I was the kind of girl who’s offered money, not redemption.

 

She thought of the kingfishers. She thought of how she’d been paralyzed at Paul Bolitho’s, sitting hot and rancid in the sun, remembering the taunts and jeers that had greeted her once whenever she’d gone outside.

The stories about me began to spread. Whispers of my wantonness. My lusts. People who’d known me since I was a baby saw me on the street and moved away, like I might infect them with disease.

I wanted to believe my lover had not spread these whispers, but only him, his father, and my own parent knew of my condition.

He made my private passion a public perversion.

 

She did not elaborate on his reasons. That there were things he’d told her, things she knew that could damn him. They were not part of this story. She’d promised him she’d never tell, and if she did, she was no better than he was. Besides, the point remained:

He destroyed my name to spare his own.

Perhaps I let him.

After all, who would believe me, if I had named him? Who would believe me, if I said he’d professed love, promised marriage?

Why would a man like him say such a thing to a girl like me?

And so I went from a fallen girl to a ruined woman.

 

She read over what she’d written, trying to collect herself by focusing on the words.

The prose was overly florid, but then, that was the effect of the brandy.
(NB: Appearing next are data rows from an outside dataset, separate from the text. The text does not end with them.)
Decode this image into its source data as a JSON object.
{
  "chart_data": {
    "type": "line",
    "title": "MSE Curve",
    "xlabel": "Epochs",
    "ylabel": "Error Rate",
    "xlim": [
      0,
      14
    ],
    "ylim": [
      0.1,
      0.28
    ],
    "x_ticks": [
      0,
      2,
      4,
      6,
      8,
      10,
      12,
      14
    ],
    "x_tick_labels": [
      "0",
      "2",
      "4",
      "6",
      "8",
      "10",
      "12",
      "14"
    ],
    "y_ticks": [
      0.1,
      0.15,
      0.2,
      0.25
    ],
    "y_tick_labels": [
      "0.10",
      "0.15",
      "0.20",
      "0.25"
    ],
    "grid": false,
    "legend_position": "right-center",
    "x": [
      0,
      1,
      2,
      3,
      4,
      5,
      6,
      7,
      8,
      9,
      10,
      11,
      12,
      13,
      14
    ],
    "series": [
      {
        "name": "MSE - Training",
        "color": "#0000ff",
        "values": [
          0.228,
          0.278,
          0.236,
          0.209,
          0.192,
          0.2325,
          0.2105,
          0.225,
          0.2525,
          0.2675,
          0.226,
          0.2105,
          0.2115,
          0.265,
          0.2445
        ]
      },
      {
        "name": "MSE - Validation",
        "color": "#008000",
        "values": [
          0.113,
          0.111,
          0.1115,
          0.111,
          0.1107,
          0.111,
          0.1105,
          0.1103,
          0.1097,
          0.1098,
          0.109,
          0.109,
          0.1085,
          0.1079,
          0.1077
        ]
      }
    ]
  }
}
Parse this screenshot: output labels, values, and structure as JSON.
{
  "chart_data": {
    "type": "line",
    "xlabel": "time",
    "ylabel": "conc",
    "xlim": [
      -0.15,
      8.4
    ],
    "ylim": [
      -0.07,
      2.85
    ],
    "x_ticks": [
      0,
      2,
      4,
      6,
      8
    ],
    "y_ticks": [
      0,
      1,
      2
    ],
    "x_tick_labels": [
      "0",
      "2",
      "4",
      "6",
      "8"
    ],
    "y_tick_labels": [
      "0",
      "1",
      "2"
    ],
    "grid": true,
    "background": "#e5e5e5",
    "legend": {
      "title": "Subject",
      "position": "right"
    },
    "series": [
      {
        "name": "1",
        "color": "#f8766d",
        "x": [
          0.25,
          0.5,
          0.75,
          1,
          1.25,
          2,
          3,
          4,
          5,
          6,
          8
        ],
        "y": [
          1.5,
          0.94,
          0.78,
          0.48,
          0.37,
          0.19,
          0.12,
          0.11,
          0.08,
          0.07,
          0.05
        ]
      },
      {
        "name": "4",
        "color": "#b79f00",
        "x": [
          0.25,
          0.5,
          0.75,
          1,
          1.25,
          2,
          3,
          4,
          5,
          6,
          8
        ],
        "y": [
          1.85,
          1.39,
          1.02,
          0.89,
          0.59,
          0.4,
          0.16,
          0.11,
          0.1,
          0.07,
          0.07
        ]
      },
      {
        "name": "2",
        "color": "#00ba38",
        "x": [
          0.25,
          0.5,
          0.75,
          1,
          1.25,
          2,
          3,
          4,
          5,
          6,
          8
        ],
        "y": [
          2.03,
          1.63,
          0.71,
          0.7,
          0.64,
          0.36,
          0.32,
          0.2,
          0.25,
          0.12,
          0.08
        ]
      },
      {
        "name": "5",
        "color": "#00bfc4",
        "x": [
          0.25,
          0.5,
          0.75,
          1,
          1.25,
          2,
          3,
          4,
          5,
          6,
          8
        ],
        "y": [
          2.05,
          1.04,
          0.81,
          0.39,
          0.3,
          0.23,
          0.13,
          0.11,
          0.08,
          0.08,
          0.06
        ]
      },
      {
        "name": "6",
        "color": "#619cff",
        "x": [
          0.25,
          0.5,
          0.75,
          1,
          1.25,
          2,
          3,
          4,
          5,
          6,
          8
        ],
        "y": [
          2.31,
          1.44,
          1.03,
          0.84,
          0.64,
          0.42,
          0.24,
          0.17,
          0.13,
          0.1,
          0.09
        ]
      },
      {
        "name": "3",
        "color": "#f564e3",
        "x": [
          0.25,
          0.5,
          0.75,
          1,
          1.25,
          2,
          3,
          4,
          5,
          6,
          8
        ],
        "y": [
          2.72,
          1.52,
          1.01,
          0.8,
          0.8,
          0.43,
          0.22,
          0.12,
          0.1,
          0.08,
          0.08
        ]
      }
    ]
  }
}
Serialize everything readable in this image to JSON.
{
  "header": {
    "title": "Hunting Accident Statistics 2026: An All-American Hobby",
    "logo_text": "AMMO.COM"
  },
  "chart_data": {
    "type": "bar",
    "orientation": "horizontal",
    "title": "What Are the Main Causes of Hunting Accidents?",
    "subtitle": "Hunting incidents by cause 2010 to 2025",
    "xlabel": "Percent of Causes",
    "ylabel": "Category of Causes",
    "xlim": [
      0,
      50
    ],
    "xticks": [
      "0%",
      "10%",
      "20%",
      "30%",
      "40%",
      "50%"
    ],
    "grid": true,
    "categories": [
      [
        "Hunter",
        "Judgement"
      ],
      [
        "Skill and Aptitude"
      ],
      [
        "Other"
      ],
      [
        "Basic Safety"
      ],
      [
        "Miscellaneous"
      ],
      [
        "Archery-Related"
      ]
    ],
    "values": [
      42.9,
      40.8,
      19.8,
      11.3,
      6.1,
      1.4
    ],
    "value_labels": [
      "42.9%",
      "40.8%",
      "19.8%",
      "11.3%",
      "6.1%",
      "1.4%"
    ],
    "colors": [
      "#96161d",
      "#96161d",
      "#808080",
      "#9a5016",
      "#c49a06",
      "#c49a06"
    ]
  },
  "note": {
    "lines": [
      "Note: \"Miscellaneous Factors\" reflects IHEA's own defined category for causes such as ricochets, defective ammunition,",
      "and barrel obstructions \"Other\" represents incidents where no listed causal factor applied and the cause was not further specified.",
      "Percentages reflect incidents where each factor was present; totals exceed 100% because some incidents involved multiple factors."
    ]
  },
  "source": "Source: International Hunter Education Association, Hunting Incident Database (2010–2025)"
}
She’d revise the pages later. She checked the clock. Five. She had time still. Better to write while the words beckoned. Then she’d sober up with bitter tea and go to collect the Andersons.

The solution was marriage to a man forty years my senior, a cousin of my father’s. I would travel to his plantation in Barbados and become mistress of his home, where three previous wives had died in childbirth or illness. An aunt whispered to me of the state in which he kept his slaves. Of the brutality, the heat, the maladies, the desperate air of madness.

When he arrived to claim me, he was crass and ignorant and looked on me in a way that made my skin crawl.

It woke me from the stupor of my broken heart.

To save myself, I announced the truth of my condition at our engagement supper.

 

She could feel them, her family, looking at her. The shock. Her father, pretending she was joking.

Her insistence: I am with child.

The planter leaving in a rage, yelling he’d been duped.

My father locked me in my bedchamber and seethed so volubly the house shook.

My aunt offered me a room in London and passage on a mail coach and I took it.

The day I left was the last time I saw my father alive.

 

She was trembling, her writing scarcely legible, but she could not stop now.

There was only one thing to do. Finish it.

Tell the end of the damned story. The part she’d barely acknowledged to herself in years.

She needed more brandy.

She emptied the rest of the bottle into her glass.

The blood appeared on my linen three months before the child’s term was due.

The child. That was how I thought of her.

I resented her for springing up inside of me, a living embodiment of my shame who kicked my ribs and swelled my stomach, growing like a tumor as my guilt became more evident to all who looked on me.